Nous assistons également à la montée d’un nouveau paganisme, fort bien analysé par Jean-Claude Guillebaud, un paganisme porté à répudier vingt siècles de christianisme pour faire retour à une prétendue innocence des origines. Ou alors on revient au nihilisme, qui triomphait dans la Russie de la seconde moitié du XIXe siècle, à cette philosophie désespérée pour laquelle il n’est rien d’absolu, les valeurs morales sont récusées, c’est l’appel à une liberté totale, une anarchie métaphysique. La culture ambiante, les médias, tendent vers la glorification de la permissivité, le refus de tout interdit (« il est interdit d’interdire » comme on disait en 1968). Jean-Claude Guillebaud, citant un psychanalyste, écrit : « Il ne s’agit pas de faire triompher un discours du Bien contre un discours du Mal, il s’agit de préserver l’Interdit en tant que bouée de sauvetage de l’humanité. Le nom de Père que Dieu se donne est le nom de celui qui pose des limites à la liberté extravagante que l’homme se donne, et pour empêcher le monde de sombrer dans un chaos d’anarchie ».

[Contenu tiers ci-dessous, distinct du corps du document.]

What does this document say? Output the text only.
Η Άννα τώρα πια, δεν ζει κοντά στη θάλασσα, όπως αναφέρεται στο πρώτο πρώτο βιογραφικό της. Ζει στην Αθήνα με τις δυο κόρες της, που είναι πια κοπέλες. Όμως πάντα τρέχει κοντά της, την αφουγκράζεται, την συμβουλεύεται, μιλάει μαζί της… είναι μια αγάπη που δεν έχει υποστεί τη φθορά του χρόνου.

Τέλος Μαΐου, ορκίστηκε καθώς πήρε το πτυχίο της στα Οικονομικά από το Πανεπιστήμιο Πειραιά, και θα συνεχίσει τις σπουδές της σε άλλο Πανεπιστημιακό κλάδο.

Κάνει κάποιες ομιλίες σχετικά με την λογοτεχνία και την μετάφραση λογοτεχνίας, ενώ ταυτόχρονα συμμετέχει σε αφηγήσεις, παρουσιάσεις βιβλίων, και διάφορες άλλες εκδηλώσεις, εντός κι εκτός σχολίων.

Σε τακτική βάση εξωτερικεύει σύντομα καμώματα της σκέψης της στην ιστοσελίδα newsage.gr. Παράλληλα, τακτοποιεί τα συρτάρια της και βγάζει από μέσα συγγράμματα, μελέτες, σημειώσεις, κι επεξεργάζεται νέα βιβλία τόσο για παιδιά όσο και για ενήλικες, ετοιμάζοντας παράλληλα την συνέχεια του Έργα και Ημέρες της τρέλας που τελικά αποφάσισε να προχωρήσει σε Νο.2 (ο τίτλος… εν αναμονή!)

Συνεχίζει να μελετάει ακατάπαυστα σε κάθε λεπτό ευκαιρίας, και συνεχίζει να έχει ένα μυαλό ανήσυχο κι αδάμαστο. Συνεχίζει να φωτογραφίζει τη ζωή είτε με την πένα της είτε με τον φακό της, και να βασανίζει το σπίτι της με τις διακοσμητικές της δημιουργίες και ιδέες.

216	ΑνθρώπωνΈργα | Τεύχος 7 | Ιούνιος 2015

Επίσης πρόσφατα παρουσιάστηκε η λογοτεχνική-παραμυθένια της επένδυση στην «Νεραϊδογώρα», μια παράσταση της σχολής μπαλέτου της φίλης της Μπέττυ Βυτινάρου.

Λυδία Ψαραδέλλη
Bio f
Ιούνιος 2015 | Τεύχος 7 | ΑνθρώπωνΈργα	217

Alors, comment retrouver les mots pour dire Dieu aujourd’hui ?

III – Inventer un nouveau langage

Le langage d’il y a deux mille ans n’est pas le langage d’aujourd’hui. D’abord parce que les conditions de la vie se sont transformées, ensuite parce que les disciples s’adressaient à des hommes tous croyants, quel qu’ait été l’objet de leur croyance. Péguy disait que les chrétiens ont donné naissance à toutes les sortes de saints, mais qu’il manque encore une sorte, celle qui serait adaptée au monde moderne.

Qu’est-ce que la vie chrétienne ? Dans son entretien avec Motovilov, saint Séraphin de Sarov dit que ce n’est pas une vie ordinaire, à laquelle s’ajoute la messe du dimanche (quand on a le temps), quelques prières le soir (quand on n’est pas trop fatigué), une attitude pieuse vis-à-vis des événements de la vie. Car alors où est la violence de ceux qui veulent s’emparer du Royaume ? qu’en est-il de l’Esprit Saint, brûlant comme le feu de l’amour dans le cœur de l’homme ? (c’est toujours saint Séraphin qui parle). Bernanos voyait le sel de l’Évangile trempé par les chrétiens dans du sirop, le sel transformé en sucre.

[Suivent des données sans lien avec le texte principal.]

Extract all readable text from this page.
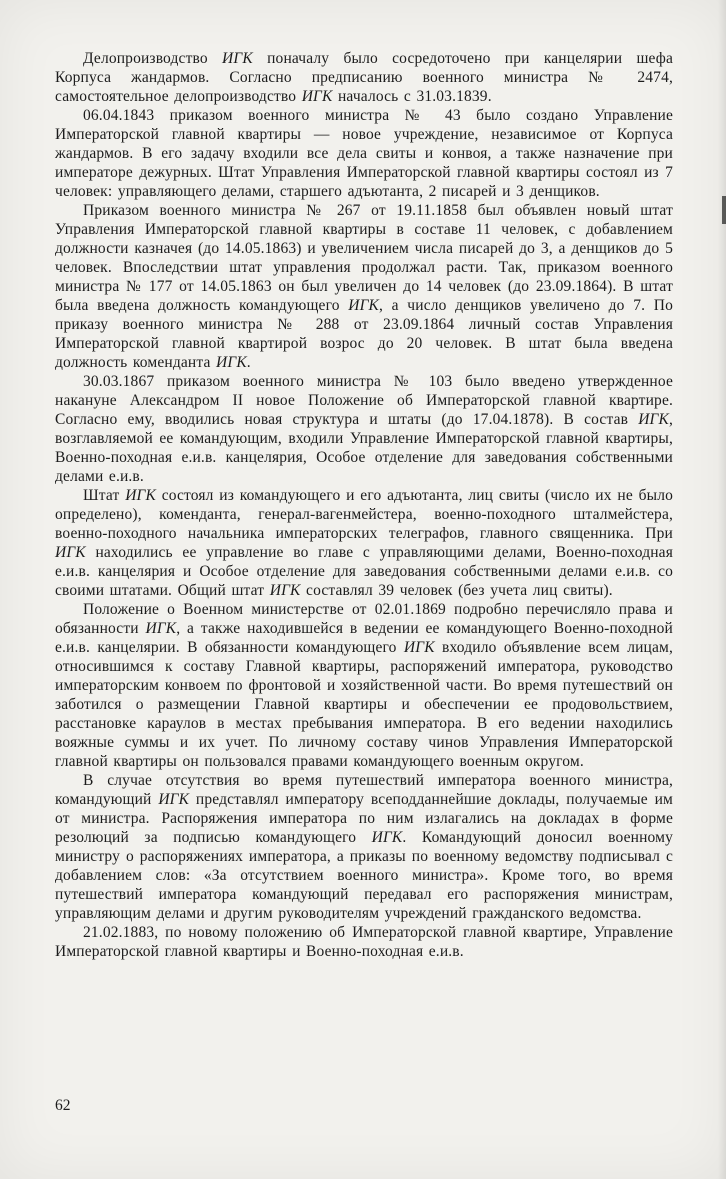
Делопроизводство ИГК поначалу было сосредоточено при канцелярии шефа Корпуса жандармов. Согласно предписанию военного министра № 2474, самостоятельное делопроизводство ИГК началось с 31.03.1839.

06.04.1843 приказом военного министра № 43 было создано Управление Императорской главной квартиры — новое учреждение, независимое от Корпуса жандармов. В его задачу входили все дела свиты и конвоя, а также назначение при императоре дежурных. Штат Управления Императорской главной квартиры состоял из 7 человек: управляющего делами, старшего адъютанта, 2 писарей и 3 денщиков.

Приказом военного министра № 267 от 19.11.1858 был объявлен новый штат Управления Императорской главной квартиры в составе 11 человек, с добавлением должности казначея (до 14.05.1863) и увеличением числа писарей до 3, а денщиков до 5 человек. Впоследствии штат управления продолжал расти. Так, приказом военного министра № 177 от 14.05.1863 он был увеличен до 14 человек (до 23.09.1864). В штат была введена должность командующего ИГК, а число денщиков увеличено до 7. По приказу военного министра № 288 от 23.09.1864 личный состав Управления Императорской главной квартирой возрос до 20 человек. В штат была введена должность коменданта ИГК.

30.03.1867 приказом военного министра № 103 было введено утвержденное накануне Александром II новое Положение об Императорской главной квартире. Согласно ему, вводились новая структура и штаты (до 17.04.1878). В состав ИГК, возглавляемой ее командующим, входили Управление Императорской главной квартиры, Военно-походная е.и.в. канцелярия, Особое отделение для заведования собственными делами е.и.в.

Штат ИГК состоял из командующего и его адъютанта, лиц свиты (число их не было определено), коменданта, генерал-вагенмейстера, военно-походного шталмейстера, военно-походного начальника императорских телеграфов, главного священника. При ИГК находились ее управление во главе с управляющими делами, Военно-походная е.и.в. канцелярия и Особое отделение для заведования собственными делами е.и.в. со своими штатами. Общий штат ИГК составлял 39 человек (без учета лиц свиты).

Положение о Военном министерстве от 02.01.1869 подробно перечисляло права и обязанности ИГК, а также находившейся в ведении ее командующего Военно-походной е.и.в. канцелярии. В обязанности командующего ИГК входило объявление всем лицам, относившимся к составу Главной квартиры, распоряжений императора, руководство императорским конвоем по фронтовой и хозяйственной части. Во время путешествий он заботился о размещении Главной квартиры и обеспечении ее продовольствием, расстановке караулов в местах пребывания императора. В его ведении находились вояжные суммы и их учет. По личному составу чинов Управления Императорской главной квартиры он пользовался правами командующего военным округом.

В случае отсутствия во время путешествий императора военного министра, командующий ИГК представлял императору всеподданнейшие доклады, получаемые им от министра. Распоряжения императора по ним излагались на докладах в форме резолюций за подписью командующего ИГК. Командующий доносил военному министру о распоряжениях императора, а приказы по военному ведомству подписывал с добавлением слов: «За отсутствием военного министра». Кроме того, во время путешествий императора командующий передавал его распоряжения министрам, управляющим делами и другим руководителям учреждений гражданского ведомства.

21.02.1883, по новому положению об Императорской главной квартире, Управление Императорской главной квартиры и Военно-походная е.и.в.

62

Saint François d’Assise parlait de mariage avec Dame Pauvreté, voilà un nom pour dire Dieu, et ici il ne s’agit pas tant de la pauvreté financière que de la libération de tout ce qui encombre notre âme ; sainte Thérèse de Lisieux invitait à s’asseoir à la table des pécheurs, car les pécheurs, nous dit l’Évangile, sont parfois plus attentifs que les bien-pensants aux mots qui disent Dieu ; mère Marie Skobtsov, cette moniale russe disparue dans les fours crématoires nazis, avait inventé une nouvelle forme de monachisme qu’elle pratiquait non à l’ombre d’un cloître, mais parmi les malheureux, et le jour de sa prise de voile le métropolite Euloge lui avait dit : ton monastère sera le désert des cœurs humains ; saint Silouane devait maintenir son esprit en enfer et ne pas désespérer car l’enfer, depuis que le Christ ne cesse d’y descendre, « ne débouche pas sur le néant mais sur l’espérance » (Olivier Clément). Quand il rencontrait quelqu’un, saint Séraphin de Sarov s’écriait : « ma joie ! le Christ est ressuscité ! ». Dans cette jubilation de la Résurrection déchiffrée en tout homme porteur de l’image de Dieu, il y a comme en filigrane des mots pour affirmer que la vie est joyeuse, et plus forte que la mort, pour proclamer que l’amour est plus fort que la mort, l’amour, un des grands noms de Dieu, le plus grand sans doute, qu’il est lui-même venu nous dire sur terre, que nous sommes tous capables de prononcer par notre manière d’être.